Dès son investiture le 30 juin, le président Morsi a temporisé avec la gauche et les révolutionnaires à qui il a promis une participation au pouvoir. Mais les déceptions sont vite arrivées. Quand il s’est agi de former le gouvernement, le président a préféré recourir à des hommes de l’ancien régime qu’aux révolutionnaires et à la gauche. Il n’a pas non plus tenu parole en ce qui concerne le remaniement de l’Assemblée constituante dominée par les islamistes. Malgré les plaintes des modernistes, la constituante est allée de l’avant dans un projet de Constitution qui ouvrait la voie à l’établissement d’un Etat où religion et politique étaient intimement liées.
Coup de force
C’est à ce moment que les divergences éclatent au grand jour. Libéraux, révolutionnaires, gauche et Eglises d’Egypte décident de se rebeller en boycottant la constituante. Mais au lieu de marquer une pause et de chercher le compromis, l’Assemblée accélère ses travaux. La constituante, déjà dissoute une première fois par la justice, est menacée d’invalidation par la Haute Cour constitutionnelle le 2 décembre. Pour prévenir une telle décision, Mohamed Morsi, qui a déjà vu son Assemblée du peuple invalidée par la même Cour, décide le coup de force. Le 22 novembre il annonce un « décret constitutionnel » rendant la constituante et le Sénat, dominé à plus de 80% par les islamistes, intouchables par toute décision de justice. Il profite du décret pour nommer un nouveau procureur général, immuniser toutes ses décisions, passées et à venir, contre la justice et s’octroyer de très larges pouvoirs lui permettant d’adopter « toute mesure nécessaire » s’il estime la nation menacée.
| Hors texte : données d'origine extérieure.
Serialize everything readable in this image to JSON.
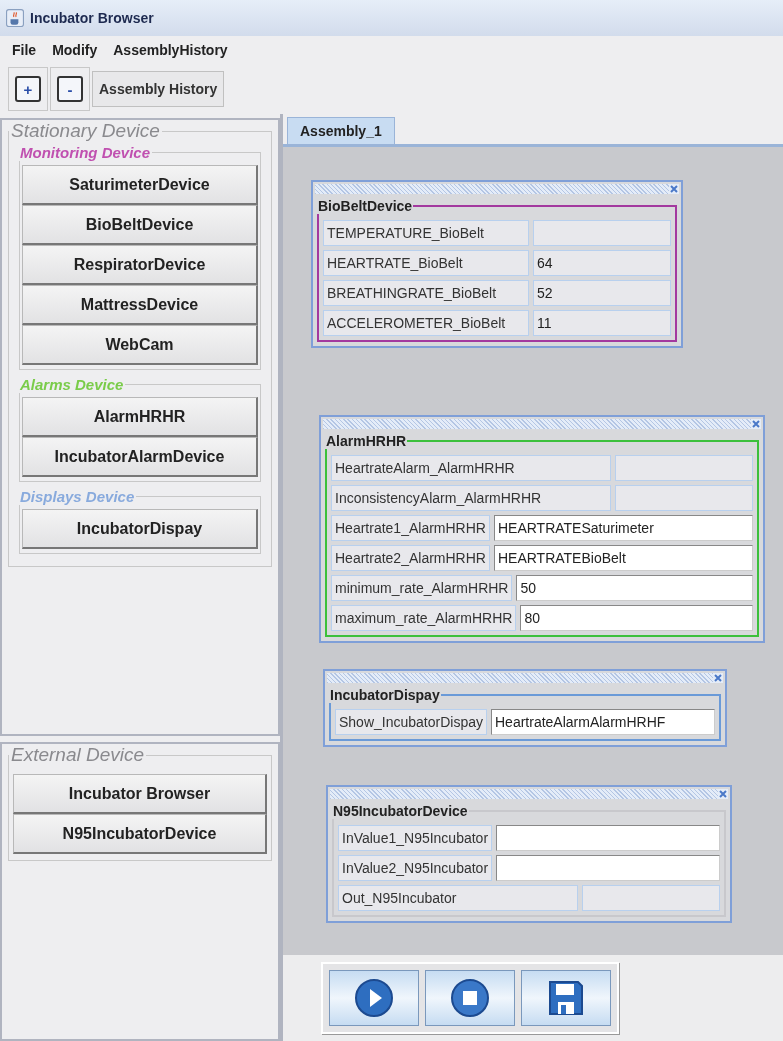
{
  "window": {
    "title": "Incubator Browser"
  },
  "menu": [
    {
      "label": "File"
    },
    {
      "label": "Modify"
    },
    {
      "label": "AssemblyHistory"
    }
  ],
  "toolbar": [
    {
      "kind": "icon",
      "label": "+"
    },
    {
      "kind": "icon",
      "label": "-"
    },
    {
      "kind": "text",
      "label": "Assembly History"
    }
  ],
  "sidebar": [
    {
      "title": "Stationary Device",
      "groups": [
        {
          "title": "Monitoring Device",
          "color": "#c050b0",
          "buttons": [
            "SaturimeterDevice",
            "BioBeltDevice",
            "RespiratorDevice",
            "MattressDevice",
            "WebCam"
          ]
        },
        {
          "title": "Alarms Device",
          "color": "#7acc4a",
          "buttons": [
            "AlarmHRHR",
            "IncubatorAlarmDevice"
          ]
        },
        {
          "title": "Displays Device",
          "color": "#88aadd",
          "buttons": [
            "IncubatorDispay"
          ]
        }
      ]
    },
    {
      "title": "External Device",
      "buttons": [
        "Incubator Browser",
        "N95IncubatorDevice"
      ]
    }
  ],
  "tabs": [
    {
      "label": "Assembly_1",
      "selected": true
    }
  ],
  "devices": [
    {
      "title": "BioBeltDevice",
      "color": "#a3399f",
      "rows": [
        {
          "label": "TEMPERATURE_BioBelt",
          "editable": false
        },
        {
          "label": "HEARTRATE_BioBelt",
          "value": "64",
          "editable": false
        },
        {
          "label": "BREATHINGRATE_BioBelt",
          "value": "52",
          "editable": false
        },
        {
          "label": "ACCELEROMETER_BioBelt",
          "value": "11",
          "editable": false
        }
      ]
    },
    {
      "title": "AlarmHRHR",
      "color": "#3cc03c",
      "rows": [
        {
          "label": "HeartrateAlarm_AlarmHRHR",
          "editable": false
        },
        {
          "label": "InconsistencyAlarm_AlarmHRHR",
          "editable": false
        },
        {
          "label": "Heartrate1_AlarmHRHR",
          "value": "HEARTRATESaturimeter",
          "editable": true
        },
        {
          "label": "Heartrate2_AlarmHRHR",
          "value": "HEARTRATEBioBelt",
          "editable": true
        },
        {
          "label": "minimum_rate_AlarmHRHR",
          "value": "50",
          "editable": true
        },
        {
          "label": "maximum_rate_AlarmHRHR",
          "value": "80",
          "editable": true
        }
      ]
    },
    {
      "title": "IncubatorDispay",
      "color": "#6a9ad8",
      "rows": [
        {
          "label": "Show_IncubatorDispay",
          "value": "HeartrateAlarmAlarmHRHF",
          "editable": true
        }
      ]
    },
    {
      "title": "N95IncubatorDevice",
      "color": "#c8c8cc",
      "rows": [
        {
          "label": "InValue1_N95Incubator",
          "editable": true
        },
        {
          "label": "InValue2_N95Incubator",
          "editable": true
        },
        {
          "label": "Out_N95Incubator",
          "editable": false
        }
      ]
    }
  ],
  "controls": [
    {
      "kind": "play"
    },
    {
      "kind": "stop"
    },
    {
      "kind": "save"
    }
  ]
}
La confrontation est maintenant ouverte et les forces non islamistes s’élèvent contre le diktat. Le président justifie sa décision par une nébuleuse conspiration qui serait ourdie contre la révolution de janvier par les moubarakiens et leurs alliés de l’opposition. Une manifestation monstre place Tahrir ne semblent pas l’impressionner puisqu’il va encore plus loin. Il fait voter les 234 articles du projet de Constitution en moins 24 heures. Il rajoute même en addenda la loi électorale pour les prochaines législatives.
« Islamique-islamique, ni civile ni laïque »
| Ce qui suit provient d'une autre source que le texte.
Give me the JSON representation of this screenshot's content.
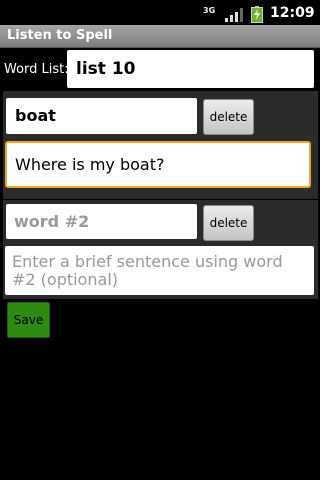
{
  "status_bar": {
    "network": "3G",
    "time": "12:09",
    "icons": [
      "signal-icon",
      "battery-charging-icon"
    ]
  },
  "title_bar": {
    "title": "Listen to Spell"
  },
  "word_list": {
    "label": "Word List:",
    "value": "list 10"
  },
  "entries": [
    {
      "word_value": "boat",
      "word_placeholder": "",
      "sentence_value": "Where is my boat?",
      "sentence_placeholder": "",
      "delete_label": "delete"
    },
    {
      "word_value": "",
      "word_placeholder": "word #2",
      "sentence_value": "",
      "sentence_placeholder": "Enter a brief sentence using word #2 (optional)",
      "delete_label": "delete"
    }
  ],
  "save_label": "Save",
  "colors": {
    "focus_border": "#f3a425",
    "save_button": "#2f8a12",
    "title_bar": "#8f8f8f"
  }
}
Pour contrer la grande manifestation vendredi des opposants à Tahrir, les islamistes organisent samedi une grande manifestation devant l’université du Caire. Six millions de participants selon les islamistes, 50 000 selon le gouverneur. C’est l’occasion pour les islamistes de prononcer leur crédo de la nouvelle Egypte : « Islamique-islamique, ni civile ni laïque ». Les participants demandent au président une grande purge contre tous les « ennemis de l’islam ».
Le pays est maintenant nettement divisé entre « croyants et mécréants » ou « modernistes et obscurantistes », selon que l’on est dans ce camp ou dans l’autre. Une déchirure qui est maintenant baignée de sang après l’agression, mercredi, des islamistes contre les opposants à Morsi qui campaient devant le palais de la présidence et la réaction des supporters des agressés. Une confrontation qui a fait, à ce jour, huit morts et plus de 700 blessés. Une confrontation que seule l’armée pourrait arbitrer. Difficile de dire de quel côté elle penchera. Même si ses traditions en font une institution moderniste, les cadeaux dont la comble le projet de nouvelle Constitution pourraient lui faire renier ses origines.